April 11, 2003 | The liberation of Paris. The fall of Mussolini, of Ceacescu, of Milosevic. The end of the Khmer Rouge, of Idi Amin. These are shining moments in the history of freedom, of mankind’s long and bitter and never completely achieved struggle to resist tyranny and evil, to make a world where torture and rape and murder and war and injustice and savage lust for power and all the other ancient, all-too-familiar demons are pushed back into the darkness. No one, whether on the left or the right, can look at the faces of those who have been liberated, whether in Paris or Bucharest or Phnom Pen or in the American South in 1865, without feeling one’s heart quicken: We did it, we won one.
“We” is not America, or France, or the Union Army, or Cambodia, or blacks, or whites, or Arabs or Jews: “We” is mankind. To stand in solidarity with humanity on those few occasions when it lurches forward is more than an honor, it is mandatory if you have a soul, like keeping faith with those you love.
And so, at this moment, as the Mordor shadow of Saddam Hussein, a truly evil man who, like a sociopathic murderous husband, killed everything that he could not control, lifts from the long-suffering people of Iraq, all of us, on the left and the right, Democrats and Republicans, America-lovers and America-haters, Syrians and Kuwaitis and Israelis and Palestinians, owe it to our common humanity to stop, put aside – not forever – our doubts and our grief and our future fears, and for one deep moment, celebrate.

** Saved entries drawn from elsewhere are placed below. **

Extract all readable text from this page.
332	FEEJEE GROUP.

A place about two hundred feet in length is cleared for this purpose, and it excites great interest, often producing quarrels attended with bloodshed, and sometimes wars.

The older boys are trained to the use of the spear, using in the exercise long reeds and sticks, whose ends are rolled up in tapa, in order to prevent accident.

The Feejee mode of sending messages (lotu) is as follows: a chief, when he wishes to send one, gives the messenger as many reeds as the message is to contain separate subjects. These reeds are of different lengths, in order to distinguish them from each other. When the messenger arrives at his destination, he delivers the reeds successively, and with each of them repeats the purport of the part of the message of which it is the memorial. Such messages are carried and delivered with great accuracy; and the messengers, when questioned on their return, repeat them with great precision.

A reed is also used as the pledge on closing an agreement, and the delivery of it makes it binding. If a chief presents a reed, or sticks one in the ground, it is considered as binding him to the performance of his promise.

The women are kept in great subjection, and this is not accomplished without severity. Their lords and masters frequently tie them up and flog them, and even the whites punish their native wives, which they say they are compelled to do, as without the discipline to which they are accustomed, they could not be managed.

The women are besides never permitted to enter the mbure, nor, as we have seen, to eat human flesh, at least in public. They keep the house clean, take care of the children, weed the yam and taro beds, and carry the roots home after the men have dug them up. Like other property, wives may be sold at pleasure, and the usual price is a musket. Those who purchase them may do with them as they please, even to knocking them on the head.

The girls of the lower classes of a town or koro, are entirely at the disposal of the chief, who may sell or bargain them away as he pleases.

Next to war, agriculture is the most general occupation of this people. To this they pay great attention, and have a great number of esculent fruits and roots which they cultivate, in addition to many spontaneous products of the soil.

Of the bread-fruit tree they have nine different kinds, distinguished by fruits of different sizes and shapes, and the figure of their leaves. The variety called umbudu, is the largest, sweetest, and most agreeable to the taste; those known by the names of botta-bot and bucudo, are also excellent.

These paragraphs come from Salon’s executive editor, Gary Kamiya, whose newsmagazine has offered daily jeremiads against this intervention. Gary Kamiya, whose newsmagazine has doled out daily diatribes against America’s having taken the conspicuous lead in affirming what he now calls “our common humanity.”
Gary Kamiya, who concludes today’s editorial with yet more of his “doubts” and “grief” and “future fears”.

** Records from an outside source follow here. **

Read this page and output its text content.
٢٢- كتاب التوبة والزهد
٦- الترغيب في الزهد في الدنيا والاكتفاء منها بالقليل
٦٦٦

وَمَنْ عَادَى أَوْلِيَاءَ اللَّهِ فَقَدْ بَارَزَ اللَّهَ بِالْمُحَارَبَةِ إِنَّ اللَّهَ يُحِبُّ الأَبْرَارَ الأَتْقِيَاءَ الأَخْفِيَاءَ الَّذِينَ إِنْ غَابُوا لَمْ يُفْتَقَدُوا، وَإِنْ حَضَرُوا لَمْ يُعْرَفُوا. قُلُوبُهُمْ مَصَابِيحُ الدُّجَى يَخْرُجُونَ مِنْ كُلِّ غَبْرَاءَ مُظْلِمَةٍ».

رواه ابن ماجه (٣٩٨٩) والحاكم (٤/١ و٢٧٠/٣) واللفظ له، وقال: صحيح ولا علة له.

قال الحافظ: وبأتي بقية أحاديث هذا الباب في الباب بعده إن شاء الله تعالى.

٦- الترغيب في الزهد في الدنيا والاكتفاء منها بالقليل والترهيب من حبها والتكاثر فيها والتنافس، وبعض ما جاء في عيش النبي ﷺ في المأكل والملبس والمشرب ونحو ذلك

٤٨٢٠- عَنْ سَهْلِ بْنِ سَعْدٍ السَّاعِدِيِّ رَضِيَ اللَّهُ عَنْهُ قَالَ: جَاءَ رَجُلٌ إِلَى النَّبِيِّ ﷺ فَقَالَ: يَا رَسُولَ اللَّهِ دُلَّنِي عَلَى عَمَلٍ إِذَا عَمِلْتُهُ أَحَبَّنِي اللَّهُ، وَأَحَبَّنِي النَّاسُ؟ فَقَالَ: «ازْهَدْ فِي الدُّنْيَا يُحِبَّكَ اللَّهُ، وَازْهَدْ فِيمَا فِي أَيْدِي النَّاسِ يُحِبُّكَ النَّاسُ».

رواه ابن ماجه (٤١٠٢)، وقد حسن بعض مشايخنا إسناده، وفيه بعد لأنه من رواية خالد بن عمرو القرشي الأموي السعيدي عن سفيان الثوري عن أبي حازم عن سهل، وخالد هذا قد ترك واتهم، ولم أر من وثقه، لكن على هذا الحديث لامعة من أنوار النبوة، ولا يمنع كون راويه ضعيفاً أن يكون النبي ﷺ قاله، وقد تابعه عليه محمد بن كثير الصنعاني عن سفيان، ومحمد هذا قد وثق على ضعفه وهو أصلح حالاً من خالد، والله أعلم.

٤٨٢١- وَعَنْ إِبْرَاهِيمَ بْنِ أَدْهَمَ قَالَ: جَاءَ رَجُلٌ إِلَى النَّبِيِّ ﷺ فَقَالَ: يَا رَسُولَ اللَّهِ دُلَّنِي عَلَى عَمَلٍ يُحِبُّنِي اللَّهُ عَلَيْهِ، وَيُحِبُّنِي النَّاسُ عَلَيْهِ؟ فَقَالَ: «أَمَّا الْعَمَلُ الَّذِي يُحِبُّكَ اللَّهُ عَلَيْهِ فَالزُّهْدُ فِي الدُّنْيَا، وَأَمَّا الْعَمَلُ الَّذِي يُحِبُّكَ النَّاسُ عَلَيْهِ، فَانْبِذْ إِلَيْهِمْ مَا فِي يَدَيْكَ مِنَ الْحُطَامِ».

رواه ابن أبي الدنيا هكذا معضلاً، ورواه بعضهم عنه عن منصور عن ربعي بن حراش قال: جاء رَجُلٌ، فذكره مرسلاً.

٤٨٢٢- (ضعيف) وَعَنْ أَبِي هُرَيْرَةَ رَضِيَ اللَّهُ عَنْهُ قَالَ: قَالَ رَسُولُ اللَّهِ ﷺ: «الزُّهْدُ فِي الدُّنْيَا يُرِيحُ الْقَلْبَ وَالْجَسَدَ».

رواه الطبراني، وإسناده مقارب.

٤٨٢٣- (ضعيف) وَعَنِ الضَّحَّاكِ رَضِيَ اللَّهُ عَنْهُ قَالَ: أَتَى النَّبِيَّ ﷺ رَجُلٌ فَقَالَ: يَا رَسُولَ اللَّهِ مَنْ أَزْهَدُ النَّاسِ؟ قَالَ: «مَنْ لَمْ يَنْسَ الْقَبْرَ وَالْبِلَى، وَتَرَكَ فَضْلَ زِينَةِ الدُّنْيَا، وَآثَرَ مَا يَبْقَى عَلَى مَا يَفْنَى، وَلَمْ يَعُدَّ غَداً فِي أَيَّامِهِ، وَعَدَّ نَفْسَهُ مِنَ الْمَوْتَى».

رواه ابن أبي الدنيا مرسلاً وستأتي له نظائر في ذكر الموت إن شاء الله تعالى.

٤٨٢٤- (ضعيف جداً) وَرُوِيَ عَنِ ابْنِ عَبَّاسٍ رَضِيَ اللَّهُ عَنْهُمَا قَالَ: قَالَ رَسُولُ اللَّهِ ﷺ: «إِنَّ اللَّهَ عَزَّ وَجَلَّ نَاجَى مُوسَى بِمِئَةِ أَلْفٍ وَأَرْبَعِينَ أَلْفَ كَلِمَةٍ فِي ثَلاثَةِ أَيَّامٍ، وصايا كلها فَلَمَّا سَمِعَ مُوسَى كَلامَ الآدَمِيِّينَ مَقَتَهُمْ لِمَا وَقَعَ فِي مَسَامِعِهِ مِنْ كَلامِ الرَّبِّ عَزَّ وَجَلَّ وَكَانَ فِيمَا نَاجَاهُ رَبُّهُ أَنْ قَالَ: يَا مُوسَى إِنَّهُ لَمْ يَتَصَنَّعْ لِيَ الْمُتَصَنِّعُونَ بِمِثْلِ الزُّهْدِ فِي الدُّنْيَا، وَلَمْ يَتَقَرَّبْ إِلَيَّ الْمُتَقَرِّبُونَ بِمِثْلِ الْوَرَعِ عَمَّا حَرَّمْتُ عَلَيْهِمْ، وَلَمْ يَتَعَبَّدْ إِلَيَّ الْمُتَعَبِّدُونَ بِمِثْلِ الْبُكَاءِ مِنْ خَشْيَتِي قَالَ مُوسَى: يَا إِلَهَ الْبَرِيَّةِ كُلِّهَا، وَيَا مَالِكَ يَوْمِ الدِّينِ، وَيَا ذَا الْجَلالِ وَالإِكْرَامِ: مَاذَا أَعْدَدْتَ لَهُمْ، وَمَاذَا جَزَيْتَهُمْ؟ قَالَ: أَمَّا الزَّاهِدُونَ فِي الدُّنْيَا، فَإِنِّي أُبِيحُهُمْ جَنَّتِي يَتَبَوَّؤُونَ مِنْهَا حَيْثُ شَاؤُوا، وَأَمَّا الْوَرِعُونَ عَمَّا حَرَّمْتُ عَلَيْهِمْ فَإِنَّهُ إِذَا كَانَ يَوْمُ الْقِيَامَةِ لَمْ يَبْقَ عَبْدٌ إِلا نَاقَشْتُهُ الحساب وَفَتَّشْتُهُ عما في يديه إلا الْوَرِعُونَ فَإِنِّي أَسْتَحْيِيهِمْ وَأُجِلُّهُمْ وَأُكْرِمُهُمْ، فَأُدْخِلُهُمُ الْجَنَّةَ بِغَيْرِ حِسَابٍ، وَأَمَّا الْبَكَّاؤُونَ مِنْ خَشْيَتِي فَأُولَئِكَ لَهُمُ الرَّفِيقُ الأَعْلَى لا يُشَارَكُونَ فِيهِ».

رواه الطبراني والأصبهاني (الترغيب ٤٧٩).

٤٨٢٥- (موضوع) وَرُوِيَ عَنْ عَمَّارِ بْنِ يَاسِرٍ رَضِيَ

Someone please explain this self-annihilating un-logic. Am I to understand that Kamiya is pro-liberation (“liberation” is Kamiya’s word – the title of his essay, in fact) but anti-doubt, -grief, and -future fears? Is he pro-“struggle to resist tyranny and evil” but anti-shooting?

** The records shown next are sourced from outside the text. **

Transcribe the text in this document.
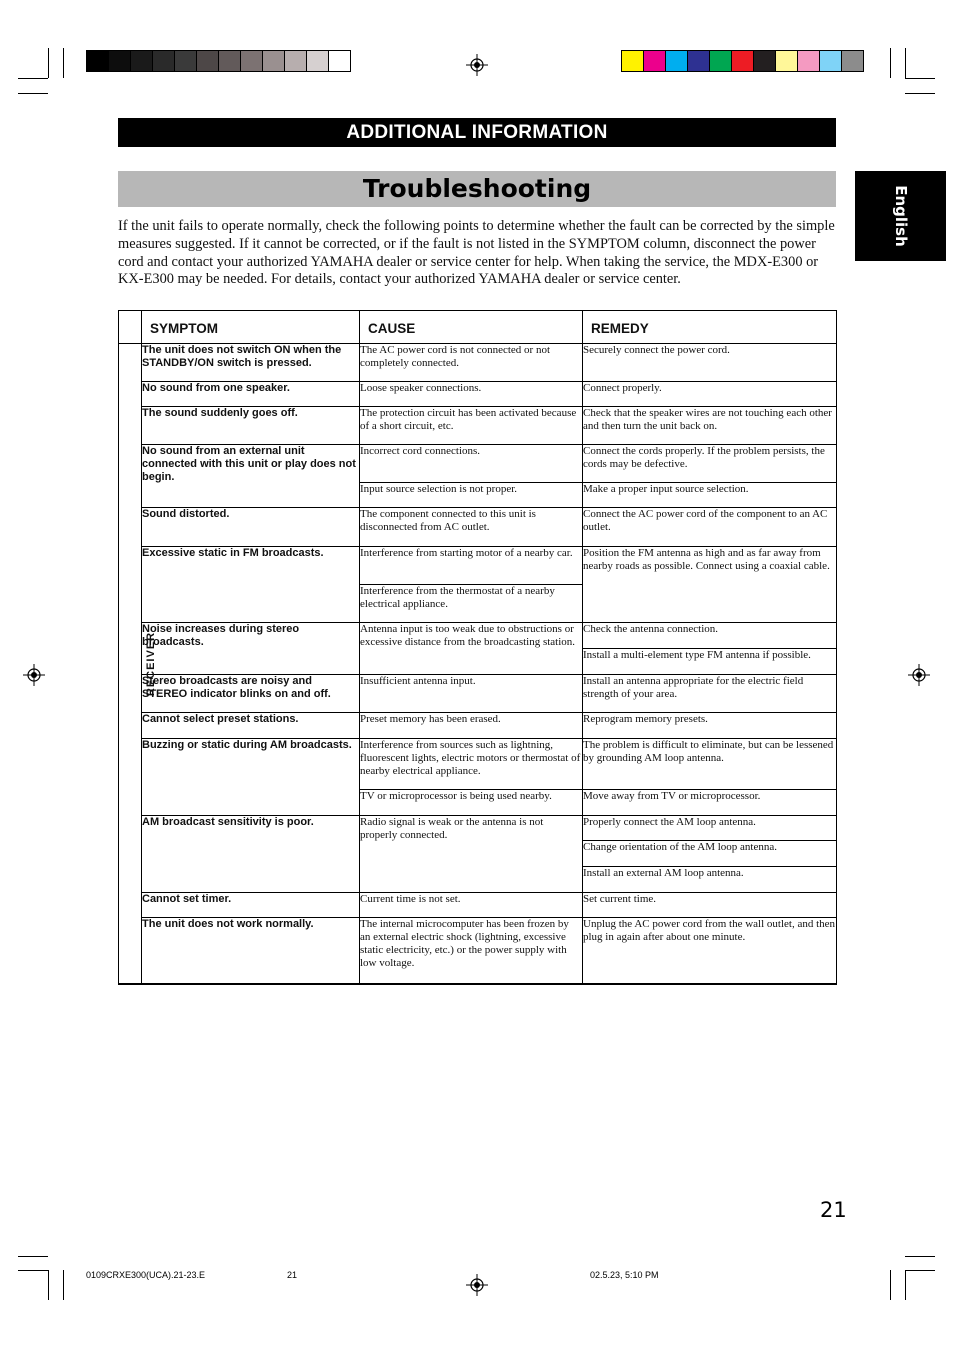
ADDITIONAL INFORMATION
Troubleshooting	English

If the unit fails to operate normally, check the following points to determine whether the fault can be corrected by the simple measures suggested. If it cannot be corrected, or if the fault is not listed in the SYMPTOM column, disconnect the power cord and contact your authorized YAMAHA dealer or service center for help. When taking the service, the MDX-E300 or KX-E300 may be needed. For details, contact your authorized YAMAHA dealer or service center.

	SYMPTOM	CAUSE	REMEDY
RECEIVER	The unit does not switch ON when the STANDBY/ON switch is pressed.	The AC power cord is not connected or not completely connected.	Securely connect the power cord.
	No sound from one speaker.	Loose speaker connections.	Connect properly.
	The sound suddenly goes off.	The protection circuit has been activated because of a short circuit, etc.	Check that the speaker wires are not touching each other and then turn the unit back on.
	No sound from an external unit connected with this unit or play does not begin.	Incorrect cord connections.	Connect the cords properly. If the problem persists, the cords may be defective.
		Input source selection is not proper.	Make a proper input source selection.
	Sound distorted.	The component connected to this unit is disconnected from AC outlet.	Connect the AC power cord of the component to an AC outlet.
	Excessive static in FM broadcasts.	Interference from starting motor of a nearby car.	Position the FM antenna as high and as far away from nearby roads as possible. Connect using a coaxial cable.
		Interference from the thermostat of a nearby electrical appliance.	
	Noise increases during stereo broadcasts.	Antenna input is too weak due to obstructions or excessive distance from the broadcasting station.	Check the antenna connection.
			Install a multi-element type FM antenna if possible.
	Stereo broadcasts are noisy and STEREO indicator blinks on and off.	Insufficient antenna input.	Install an antenna appropriate for the electric field strength of your area.
	Cannot select preset stations.	Preset memory has been erased.	Reprogram memory presets.
	Buzzing or static during AM broadcasts.	Interference from sources such as lightning, fluorescent lights, electric motors or thermostat of nearby electrical appliance.	The problem is difficult to eliminate, but can be lessened by grounding AM loop antenna.
		TV or microprocessor is being used nearby.	Move away from TV or microprocessor.
	AM broadcast sensitivity is poor.	Radio signal is weak or the antenna is not properly connected.	Properly connect the AM loop antenna.
			Change orientation of the AM loop antenna.
			Install an external AM loop antenna.
	Cannot set timer.	Current time is not set.	Set current time.
	The unit does not work normally.	The internal microcomputer has been frozen by an external electric shock (lightning, excessive static electricity, etc.) or the power supply with low voltage.	Unplug the AC power cord from the wall outlet, and then plug in again after about one minute.
21
0109CRXE300(UCA).21-23.E	21	02.5.23, 5:10 PM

At no point has Kamiya ever offered an alternative method of “liberation” than the one he now waxes poetic in the wake of. He is one of the droves of editorialists who put great stock in “inspections” and “diplomatic pressure” and “international consensus” without ever offering anything more than vague hopes for liberation.
Now that his vague hopes are a reality, and Salon runs a lead photo of joyous Iraqis kissing the cheeks of a smiling 3rd Infantry soldier, Kamiya is in the intellectually plum position of being able to write this infuriating shit and still hang onto his cherished oppositionist cred.